Non si tratta di essere passatisti ma di essere semanticamente corretti. Forse, così si potranno meglio capire i risultati delle elezioni di qualche giorno fa, che stanno generando tantissime interpretazioni per cercare di entrare nella genesi delle scelte fatte dai votanti dell’area definita progressista. Dunque, il problema di fondo è vecchio ma ancora troppo poco dibattuto. Come si scrive: centro-sinistra o centrosinistra? Non è questione di lana caprina; è che, invece, un trattino cambia lo scenario di sfondo.
Un centro-sinistra vive di alleanze tra partiti di centro con partiti della sinistra. I partiti di centro si pongono a metà tra egualitaristi e conservatori; i partiti della sinistra sono, invece, di ideologia ed azione socialista riformista, marxista revisionista e marxista. Un centrosinistra senza trattino, invece, è un pot-pourri di cristiano-conservatori, liberali, popolari e cosiddetti socialdemocratici. Un centrosinistra così, diventa, però, una vivanda in cui gli ingredienti si mescolano sino a perdere il sapore individuale. Tanto è vero che, nel caso di specie, se solo si affaccia una piccola incomprensione tra i protagonisti (le vivande) del piatto da servire (il programma), basta prendere un poco di distanze dallo schieramento iniziale, aggiungere il nome di un leader di turno ad un simbolo appena scelto e condurre una battaglia come se fosse l’ultima, quella della vita.
Ora, siccome la regola è di non meravigliarsi mai, appare inutile continuare a rincorrere analisi di comportamenti elettorali, che sono stati, invece, chirurgicamente confezionati dagli stessi destinatari dei voti degli elettori. I quali ultimi sono, di volta in volta, definiti ottusi o acuti, asini o volpi (con tutto il rispetto per gli animali), servili o autonomi, cittadini o sudditi a seconda delle scelte fatte e dell’utilità del voto espresso a vantaggio dell’uno o dell’altro competitor.

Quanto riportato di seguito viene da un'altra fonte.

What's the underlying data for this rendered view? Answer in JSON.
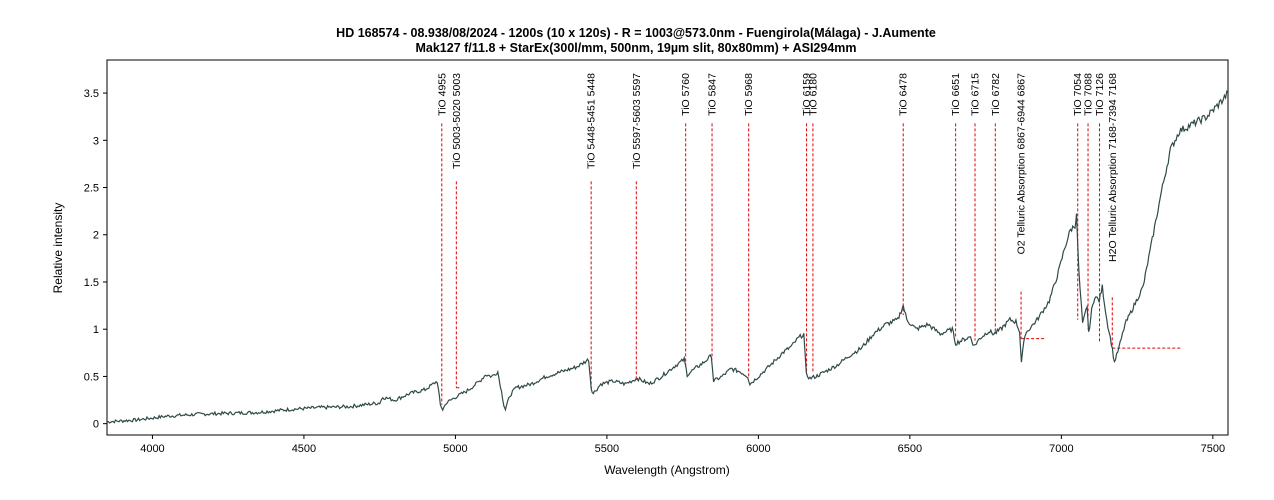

Si è, ormai, stanchi di un tale ( ripetuto) atteggiamento. Il problema è, piuttosto, decidere, da parte dei vertici, se quel trattino, che sembra di una inutilità unica, deve comparire o meno. Quel trattino, infatti, è in grado di cambiare la società e la politica, la cultura e la storia. Nel caso, infatti, di un centro, che indistintamente può collocarsi in un centrodestra o in un centrosinistra, il trattino che separa il centro dalla sinistra (o dalla destra) definisce in modo in chiaro e marcato l’esistenza di una sinistra (o di una destra). E, nonostante le formule come post-comunismo o post-consumismo, le differenze ci sono – restano e come! – tra la destra, il centro e la sinistra. Ci sono nei comportamenti quotidiani, nella cultura, nel valore della memoria, nella visione del mondo, nelle arti e nella scuola. Che tradotti opportunamente generano le scelte e la responsabilità delle scelte tra l’accoglienza ed il rifiuto degli extracomunitari, tra la cultura plurale e quella solo localistica, tra la ricerca di soluzioni a problemi e la consuetudine a inventarsi pifferai magici.
In fondo, perciò, continuare a parlare dei risultati del centro-sinistra (non del centrosinistra) presuppone che nella formula politica sia presente una sinistra, che al momento appare latitante, assente, cancellata o semplicemente asservita a logiche centriste di potere, di utili personali, di calcoli elettorali fino a flagellarsi.